Once the bloggers had established that there was no truth in the claim that these dangerous explosives had been lost in the chaos of the first few days after the collapse of Saddam's regime, attention quickly turned to the motives of the Times in running a story that was demonstrably untrue. In that process, the blogosphere's search lights also fell -- once again -- on CBS, which rather foolishly admitted that it had contemplated running the same story as a pre-election bombshell. It's doubtful that even the bloggers would have been able to defuse it at such short notice. As it is, it wasn't the White House but the Times and CBS that came out of this episode with their credibility in tatters. It's an important lesson to all mainstream media outlets. Don't let a good story get in the way of the facts, because the bloggers will find out soon enough. And once they're done blogging you, you'll be left smelling of Qa Qaa for a long, long time.
But I know where a whole bunch of them that would, hang out... ;-)
Snickering.
what the asshats in the "established" media are so slow to figure out: on a forumsite such as FR (which is, after all, basically a blog that grew up big and strong) there are hundreds of thousands of active members with experience in all walks of life. Meaning, we have a ready pool of journeymen and masters in just about every single field of human endeavor stopping by every single day, and we all talk to one another freely.

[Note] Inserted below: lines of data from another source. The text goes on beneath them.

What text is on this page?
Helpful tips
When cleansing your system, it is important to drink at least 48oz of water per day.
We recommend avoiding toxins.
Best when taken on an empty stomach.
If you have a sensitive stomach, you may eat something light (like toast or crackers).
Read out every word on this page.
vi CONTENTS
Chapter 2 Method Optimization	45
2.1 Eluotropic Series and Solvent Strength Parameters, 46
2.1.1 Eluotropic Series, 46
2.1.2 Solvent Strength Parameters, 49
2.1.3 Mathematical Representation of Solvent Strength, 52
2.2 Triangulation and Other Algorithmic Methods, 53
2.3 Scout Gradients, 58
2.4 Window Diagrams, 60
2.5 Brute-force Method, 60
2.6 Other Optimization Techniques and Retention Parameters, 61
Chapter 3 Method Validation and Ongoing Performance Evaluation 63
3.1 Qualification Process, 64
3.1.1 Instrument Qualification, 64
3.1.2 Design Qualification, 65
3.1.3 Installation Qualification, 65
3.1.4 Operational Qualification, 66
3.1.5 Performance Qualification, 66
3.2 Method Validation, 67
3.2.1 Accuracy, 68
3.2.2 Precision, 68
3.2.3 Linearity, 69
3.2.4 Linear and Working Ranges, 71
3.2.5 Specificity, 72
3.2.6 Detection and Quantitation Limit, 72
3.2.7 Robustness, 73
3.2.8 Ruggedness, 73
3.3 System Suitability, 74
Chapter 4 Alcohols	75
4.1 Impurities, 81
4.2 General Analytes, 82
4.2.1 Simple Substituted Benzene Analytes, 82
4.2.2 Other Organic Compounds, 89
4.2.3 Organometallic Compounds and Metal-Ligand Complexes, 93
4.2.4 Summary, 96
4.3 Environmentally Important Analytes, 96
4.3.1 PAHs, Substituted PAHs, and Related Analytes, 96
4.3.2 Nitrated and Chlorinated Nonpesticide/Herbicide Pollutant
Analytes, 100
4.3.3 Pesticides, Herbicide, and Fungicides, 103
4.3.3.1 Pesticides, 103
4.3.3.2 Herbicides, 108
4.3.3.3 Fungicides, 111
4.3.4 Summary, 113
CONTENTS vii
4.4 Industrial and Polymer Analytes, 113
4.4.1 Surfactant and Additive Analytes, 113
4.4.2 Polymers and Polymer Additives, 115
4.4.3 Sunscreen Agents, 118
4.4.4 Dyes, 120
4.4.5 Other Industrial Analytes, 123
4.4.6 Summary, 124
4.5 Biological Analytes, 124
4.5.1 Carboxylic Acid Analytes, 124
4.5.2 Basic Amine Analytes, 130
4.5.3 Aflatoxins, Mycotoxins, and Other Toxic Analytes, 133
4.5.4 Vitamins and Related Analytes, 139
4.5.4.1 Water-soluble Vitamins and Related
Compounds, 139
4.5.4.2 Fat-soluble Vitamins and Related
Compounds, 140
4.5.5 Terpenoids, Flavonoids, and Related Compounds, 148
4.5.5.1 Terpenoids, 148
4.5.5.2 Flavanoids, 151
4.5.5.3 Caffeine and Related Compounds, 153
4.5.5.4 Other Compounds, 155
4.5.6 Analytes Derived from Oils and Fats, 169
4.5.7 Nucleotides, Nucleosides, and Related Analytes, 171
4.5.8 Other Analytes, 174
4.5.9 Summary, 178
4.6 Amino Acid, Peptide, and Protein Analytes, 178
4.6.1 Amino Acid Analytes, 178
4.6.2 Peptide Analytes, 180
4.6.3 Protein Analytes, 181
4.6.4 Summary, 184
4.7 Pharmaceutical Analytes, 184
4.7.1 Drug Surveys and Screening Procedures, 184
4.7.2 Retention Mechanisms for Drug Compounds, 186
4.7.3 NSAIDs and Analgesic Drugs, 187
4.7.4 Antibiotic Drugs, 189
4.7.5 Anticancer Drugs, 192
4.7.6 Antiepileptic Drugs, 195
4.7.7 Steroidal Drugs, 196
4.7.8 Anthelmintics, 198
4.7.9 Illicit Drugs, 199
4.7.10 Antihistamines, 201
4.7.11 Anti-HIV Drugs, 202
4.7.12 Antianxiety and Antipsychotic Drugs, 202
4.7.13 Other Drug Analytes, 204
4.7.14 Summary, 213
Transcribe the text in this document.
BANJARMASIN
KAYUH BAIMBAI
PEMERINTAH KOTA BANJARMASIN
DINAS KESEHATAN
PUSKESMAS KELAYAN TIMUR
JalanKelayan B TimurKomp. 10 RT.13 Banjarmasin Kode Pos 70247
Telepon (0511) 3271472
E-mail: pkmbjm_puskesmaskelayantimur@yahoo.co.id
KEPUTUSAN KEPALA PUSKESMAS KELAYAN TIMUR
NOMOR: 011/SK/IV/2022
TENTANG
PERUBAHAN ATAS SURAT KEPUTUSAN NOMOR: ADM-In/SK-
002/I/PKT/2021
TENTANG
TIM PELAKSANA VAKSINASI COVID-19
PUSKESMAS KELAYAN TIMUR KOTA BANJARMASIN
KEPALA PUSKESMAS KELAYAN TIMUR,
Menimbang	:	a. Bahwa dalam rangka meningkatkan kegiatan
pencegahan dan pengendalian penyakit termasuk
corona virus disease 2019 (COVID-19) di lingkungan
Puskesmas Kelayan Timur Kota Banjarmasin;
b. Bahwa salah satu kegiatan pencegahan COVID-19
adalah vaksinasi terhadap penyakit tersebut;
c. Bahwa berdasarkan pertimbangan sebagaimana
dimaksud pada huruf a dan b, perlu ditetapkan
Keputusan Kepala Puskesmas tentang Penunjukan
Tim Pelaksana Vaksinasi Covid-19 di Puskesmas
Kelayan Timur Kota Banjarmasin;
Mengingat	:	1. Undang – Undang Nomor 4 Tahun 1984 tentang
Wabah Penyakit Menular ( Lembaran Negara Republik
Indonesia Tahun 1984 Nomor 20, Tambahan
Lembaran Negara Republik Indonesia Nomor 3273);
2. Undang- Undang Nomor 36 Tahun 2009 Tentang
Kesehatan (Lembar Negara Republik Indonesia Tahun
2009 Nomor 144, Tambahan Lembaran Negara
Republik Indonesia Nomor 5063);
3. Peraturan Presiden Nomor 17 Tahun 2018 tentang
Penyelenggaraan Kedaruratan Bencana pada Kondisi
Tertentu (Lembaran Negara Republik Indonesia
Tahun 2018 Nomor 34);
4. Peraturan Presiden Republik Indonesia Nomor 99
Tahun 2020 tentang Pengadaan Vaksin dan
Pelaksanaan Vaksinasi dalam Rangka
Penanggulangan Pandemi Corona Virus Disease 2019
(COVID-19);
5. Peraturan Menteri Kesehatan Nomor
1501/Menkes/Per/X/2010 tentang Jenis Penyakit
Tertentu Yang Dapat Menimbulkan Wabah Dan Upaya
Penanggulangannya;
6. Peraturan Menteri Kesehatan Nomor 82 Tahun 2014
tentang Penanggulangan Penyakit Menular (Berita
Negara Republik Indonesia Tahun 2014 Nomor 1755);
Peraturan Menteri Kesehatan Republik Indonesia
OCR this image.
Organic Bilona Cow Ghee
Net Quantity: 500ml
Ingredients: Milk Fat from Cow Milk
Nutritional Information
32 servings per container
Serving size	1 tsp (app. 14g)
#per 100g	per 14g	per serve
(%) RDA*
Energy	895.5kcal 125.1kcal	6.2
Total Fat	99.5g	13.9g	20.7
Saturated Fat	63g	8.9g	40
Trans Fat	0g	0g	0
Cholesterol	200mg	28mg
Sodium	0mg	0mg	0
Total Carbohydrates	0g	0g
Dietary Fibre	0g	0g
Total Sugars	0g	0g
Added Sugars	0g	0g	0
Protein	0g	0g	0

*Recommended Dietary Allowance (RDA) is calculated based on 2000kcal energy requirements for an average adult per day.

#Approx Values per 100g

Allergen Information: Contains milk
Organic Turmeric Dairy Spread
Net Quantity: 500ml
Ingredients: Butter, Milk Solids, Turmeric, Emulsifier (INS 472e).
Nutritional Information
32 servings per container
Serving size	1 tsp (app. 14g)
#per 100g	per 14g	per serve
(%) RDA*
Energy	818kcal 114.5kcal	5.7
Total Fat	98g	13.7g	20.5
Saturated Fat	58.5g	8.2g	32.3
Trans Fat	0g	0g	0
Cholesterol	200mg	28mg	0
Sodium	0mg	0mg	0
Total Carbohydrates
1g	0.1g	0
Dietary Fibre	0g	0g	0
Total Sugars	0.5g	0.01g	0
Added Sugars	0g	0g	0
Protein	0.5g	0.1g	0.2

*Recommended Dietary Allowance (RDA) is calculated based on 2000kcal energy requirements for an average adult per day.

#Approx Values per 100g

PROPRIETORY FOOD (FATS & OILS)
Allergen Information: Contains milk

MEANING, we "pyjama-clad amateur sleuths" have resources so wide and vast at our disposal that the lamestream media should be gnashing their teeth in envy rather than baring them in contempt.
Idiots.
They grew fat and lazy from the long summer of their power as arbiters of information.
This year has ushered in the first hard frost for them, and o they don' like de cold.
It's a nice piece but it will be lost in the fog.